Zamandan tasarruf etmek için hemen hemen aynı cinste balıkların bulunduğu satıcılar gruplar halinde de mezat yapıyorlar. Samsun'a Çorum, Tokat, Amasya, Yozgat, Ordu, Giresun, gibi çevre illerden gelenlerle Hal'deki görevliler satış işlerini bir an önce bitirip uyumak üzere, az biraz uyuduktan sonra gene işlerinin başlarına dönmeleri, alıcıların balıkları geldiklere şehirlere götürüp tezgahlara yetiştirme-yerleştirme düşünceleri içerisindeki alış-veriş, 1-2 saat içerisine sığdırılacağından çılgınca bir yarış başlamış oluyor saat tam 02.30'da. 
Alınan balıklar, hiç vakit kaybetmeksizin üzerleri bir kat daha buzla kaplandıktan sonra alıcıların arabalarına şimşek hızıyla yükleniyor. 
Peronlarda yüklenen arabalar perondan çıkar çıkmaz aynı hızla yüklenecek diğer arabalar peronlara giriyorlar. 
Hakan KAYNAR'ın almış olduğu 97 sandık-kasa balık yüklenmeyi bekliyor. 
Arkada görüldüğü gibi onlarca ton balık 1 saat içerisinde yok oldu gitti. İlk önce balıkları gördüğümde, "Ulan bunlar tüm Karadeniz'in balığını yakalamış buraya getirmişler." demiştim. O kadar balık kapanın elinde kaldı:)
Hakan'ın 97 kasa, bir buçuk tonluk balığı 5 dakikada kamyonetine yüklendi.  
Samsun Balık Haline girişimizle çıkışımız bir buçuk saat sürdü.
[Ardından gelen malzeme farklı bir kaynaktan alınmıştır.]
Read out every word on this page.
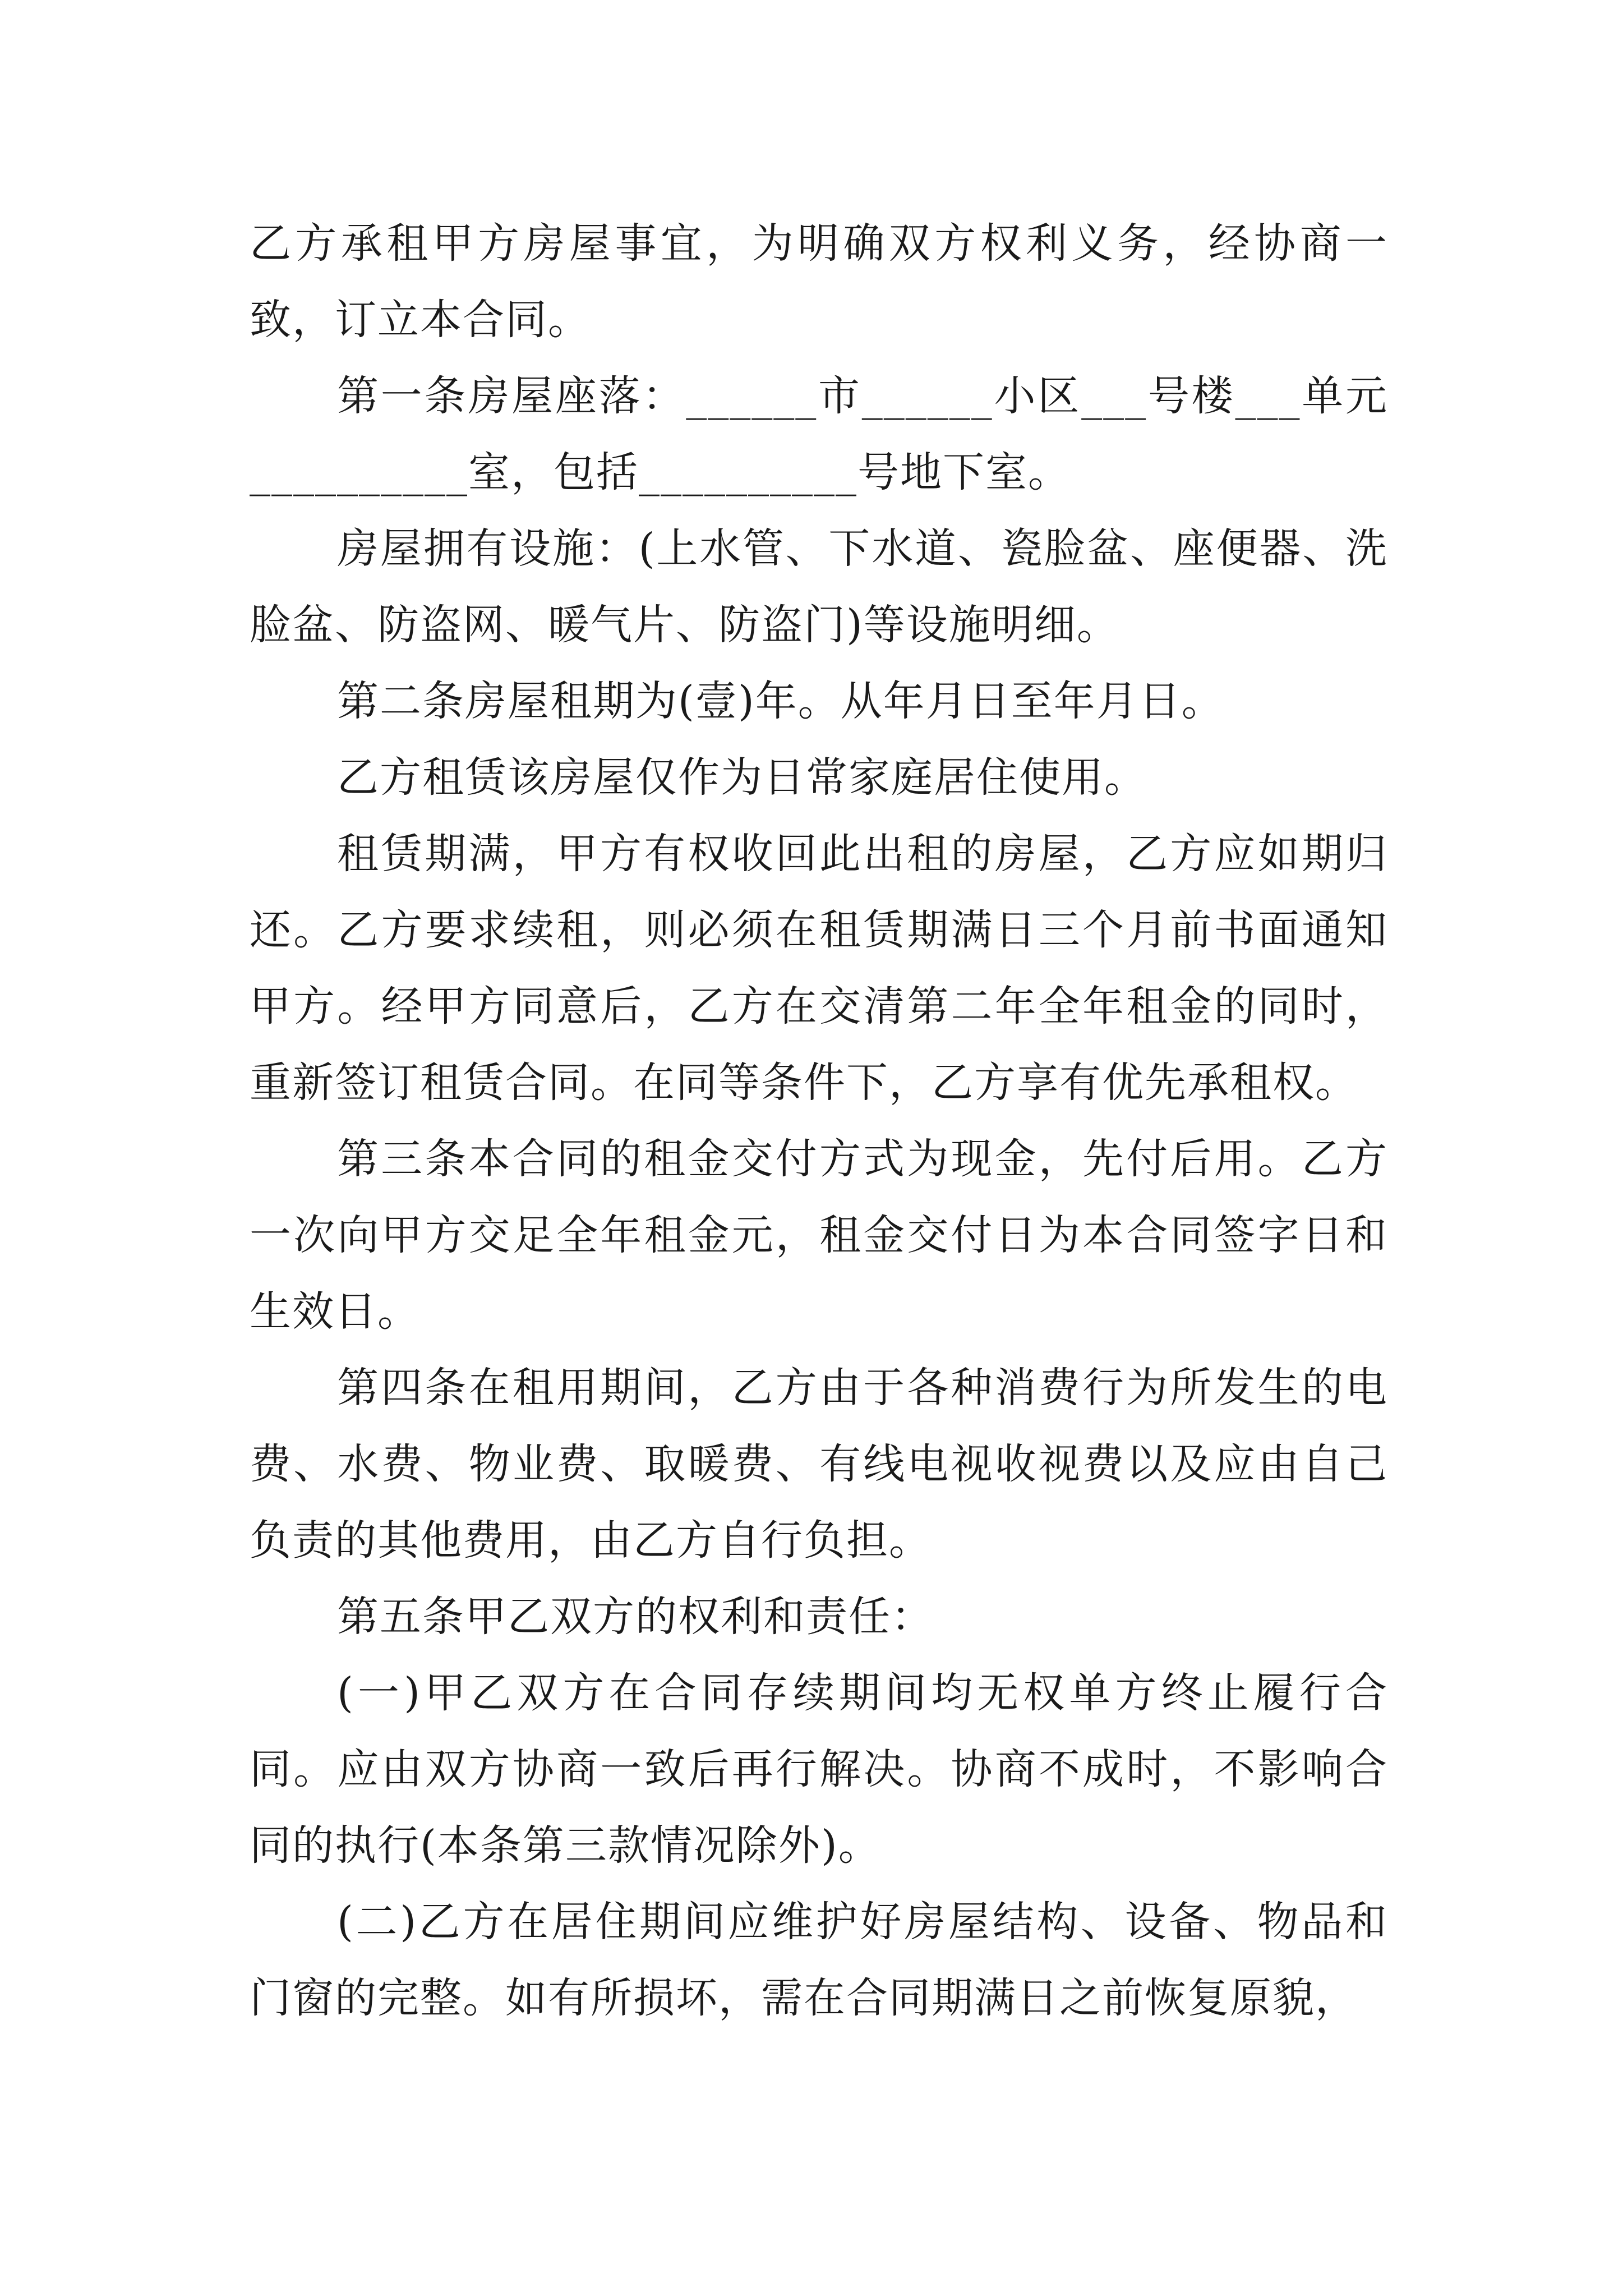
乙方承租甲方房屋事宜，为明确双方权利义务，经协商一致，订立本合同。

第一条房屋座落：______市______小区___号楼___单元__________室，包括__________号地下室。

房屋拥有设施：(上水管、下水道、瓷脸盆、座便器、洗脸盆、防盗网、暖气片、防盗门)等设施明细。

第二条房屋租期为(壹)年。从年月日至年月日。

乙方租赁该房屋仅作为日常家庭居住使用。

租赁期满，甲方有权收回此出租的房屋，乙方应如期归还。乙方要求续租，则必须在租赁期满日三个月前书面通知甲方。经甲方同意后，乙方在交清第二年全年租金的同时，重新签订租赁合同。在同等条件下，乙方享有优先承租权。

第三条本合同的租金交付方式为现金，先付后用。乙方一次向甲方交足全年租金元，租金交付日为本合同签字日和生效日。

第四条在租用期间，乙方由于各种消费行为所发生的电费、水费、物业费、取暖费、有线电视收视费以及应由自己负责的其他费用，由乙方自行负担。

第五条甲乙双方的权利和责任：

(一)甲乙双方在合同存续期间均无权单方终止履行合同。应由双方协商一致后再行解决。协商不成时，不影响合同的执行(本条第三款情况除外)。

(二)乙方在居住期间应维护好房屋结构、设备、物品和门窗的完整。如有所损坏，需在合同期满日之前恢复原貌，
Bir buçuk saatte 8-10 çeşit balık ayrı ayrı mezatlara girilip alındı, (Buradan, alış-verişe giderek 2-3 saat bir şey beğenemeden dükkanlardan eli boş çıkan bayanlar geldi aklıma sinir oldum onlara) kasalar komyonete yüklendi, kamyonetin brandası çekildi. Kalabalığın içerisinden hızla uzaklaşılarak dağ ve köy yollarına sapılarak, dağ ve köy yollarına sapmamızın nedeni, çevirme yapıp bekleyen Pls, Jndrm, ağırlık kontrol noktaları, kantarlar, maliye ekipleri gibi kolluk kuvvetlerinin kucağına düşmemek içindir.        
Bütün bu, rüya gibi geçen kısa bir zamandan sonra, Samsun'dan çıkarak Çorum yoluna düşüş, Kavak, Havza ve Merzifon ilçeleri geçilip Çorum il sınırına girişte hava aydınlanmaya başlamıştı...

Haa, unutmadan söyleyeyim, bu akşam bol bol balıkla rakı var. Canı çeken gelsin:)

4 yorum:

Jardzy dedi ki...

Keşke gelebilseydik. Nasıl deniz balığı istiyor canım anlatamam.

Sığacık'ta mezata şahit olmuştum, sadece 1 kere.

ÇAĞATAY dedi ki...

J. Arkadaşım, inan canınızın çekmesi beni üzdü. Bir formül bulabilsem keşke...

fermina daza dedi ki...

babam da bazen kalkıp gider balık mezatına izmir'de, eğlenceli bi şey anlaşılan :) ben balık yemiyorum ama rakı içip roka yerim :)

ÇAĞATAY dedi ki...

F.D. Hanım, gerçekten seyredenler için çok eğlenceli, her gün orada bulunsam hiç sıkılmam.